Bis vor kurzem war es üblich, Hunde jedes Jahr gegen Parvovirose, Hepatitis, Staupe, Tollwut und oft auch gegen Leptospirose und Zwingerhusten zu impfen. Die bisher häufig praktizierten jährlichen Auffrischimpfungen wurden mit den neuen Richtlinien nicht nur für unnötig sondern auch für schädlich erklärt!

 

Den englischen Originaltext finden Sie unter diesem Link.

 

1. Empfohlen wird eine Impfung gegen Staupe, Hepatitis und Parvovirose. In Ländern mit Tollwutvorkommen ist auch Tollwut eine empfohlene Impfung

 

2. Wegen der Präsenz der maternalen Antikörper sollte die erste Welpen Impfung nicht vor der 8. Woche erfolgen. Die letzte Impfung gegen Staupe, Hepatitis und Parvovirose sollte bei Welpen in einem Alter von 14-16 Wochen erfolgen. Vor diesem Zeitpunkt könnten noch maternale Antikörper vorhanden sein, die die Impfung blocken, so dass sie unwirksam bleibt.

 

3. 98% aller in diesem Alter geimpften Welpen werden eine jahrelange, möglicherweise lebenslange, Immunität aufweisen!

 

4. Um sicherzugehen, dass die Impfung “gegriffen” hat und der geimpfte Hund nicht unter den 2% ungeschützter Hunde ist, sollte eine Auffrischimpfung ein Jahr nach der letzten Impfung gegeben werden. Alternativ kann eine Titer Bestimmung durchgeführt werden (empfohlen), siehe Punkt 6.

 

5. Empfohlen wird eine Auffrischimpfung nicht häufiger als alle 3 Jahre. Das bedeutet aber nicht, dass der Hund alle drei Jahre geimpft werden soll. Wenn der Hund bereits immun ist,  ist die Wiederholungsimpfung wirkungslos.

 

6. Die WSAVA unterstützt die Nutzung von Titer Bestimmungen, um unnötige Impfungen zu vermeiden. Durch eine Blutprobe kann die Anzahl der Antikörper bestimmt werden. Eine Präzenz von Antikörpern bedeutet, dass der Hund immun und eine Auffrischimpfung unnötig ist.

 

7. Es sollten nur so wenige Impfungen wie möglich gegeben werden, da Impfungen immer mit dem Risiko von Nebenwirkungen verbunden sind. Diese reichen von leichten Nebenwirkungen wie Fieber oder Appetitlosigkeit bis hin zu schweren wie Epilepsie, Arthritis, autoimmun hämolytischer Anämie und Allergien. Die schweren Nebenwirkungen können lebensbedrohlich sein.

 

Impfungen gegen Leptospirose gehören nicht zu den standardmäßig empfohlenen Impfungen.
Zwingerhusten wird als harmlose Erkrankung eingestuft, für die eine Impfung nicht zwingend nötig ist.

 

 

Die aktuellste Impfempfehlung von Dr. Jean Dodds für 2014

Link zum Originaltext:

http://drjeandoddspethealthresource.tumblr.com/

 

9-10 Wochen: Staupe + Parvovirose

14-16 Wochen: Staupe + Parvovirose

20 Wochen oder älter: Tollwut

 

1 Jahr: Staupe + Parvovirose, optional: Antikörper Titer Test

1 Jahr: Tollwut, 3-Jahresprodukt, 3-4 Wochen nach der Staupe/Parvovirose Nachimpfung

Danach Antikörper Titer Tests für Staupe, Parvovirose und Tollwut alle drei Jahre oder öfter wenn gewünscht.

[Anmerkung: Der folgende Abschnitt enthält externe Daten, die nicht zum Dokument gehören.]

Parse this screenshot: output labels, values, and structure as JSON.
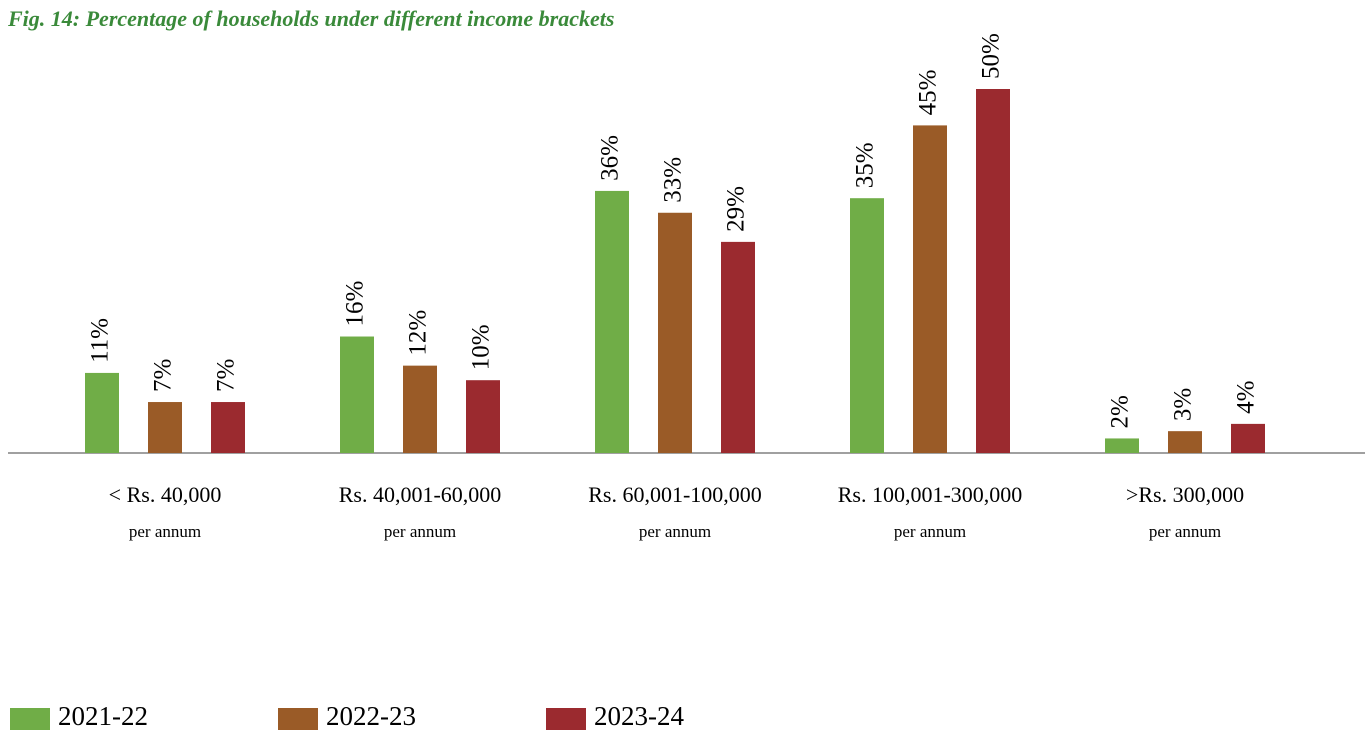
{
  "chart_data": {
    "type": "bar",
    "title": "Fig. 14: Percentage of  households under different income brackets",
    "categories": [
      "< Rs. 40,000",
      "Rs. 40,001-60,000",
      "Rs. 60,001-100,000",
      "Rs. 100,001-300,000",
      ">Rs. 300,000"
    ],
    "category_sublabels": [
      "per annum",
      "per annum",
      "per annum",
      "per annum",
      "per annum"
    ],
    "series": [
      {
        "name": "2021-22",
        "color": "#70ad47",
        "values": [
          11,
          16,
          36,
          35,
          2
        ],
        "value_labels": [
          "11%",
          "16%",
          "36%",
          "35%",
          "2%"
        ]
      },
      {
        "name": "2022-23",
        "color": "#9a5b27",
        "values": [
          7,
          12,
          33,
          45,
          3
        ],
        "value_labels": [
          "7%",
          "12%",
          "33%",
          "45%",
          "3%"
        ]
      },
      {
        "name": "2023-24",
        "color": "#9b2a2f",
        "values": [
          7,
          10,
          29,
          50,
          4
        ],
        "value_labels": [
          "7%",
          "10%",
          "29%",
          "50%",
          "4%"
        ]
      }
    ],
    "legend": "bottom-left"
  }
}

Laut Dr. Dodds gehören Impfungen gegen Leptospirose, Hepatitis, Zwingerhusten usw. nicht zu den Impfungen, die jeder Hund bekommen muss. (In Englisch: Core Canine Vaccines).

Sie hängen von dem regionalen Vorkommen der Pathogene und der persönlichen Situation ab.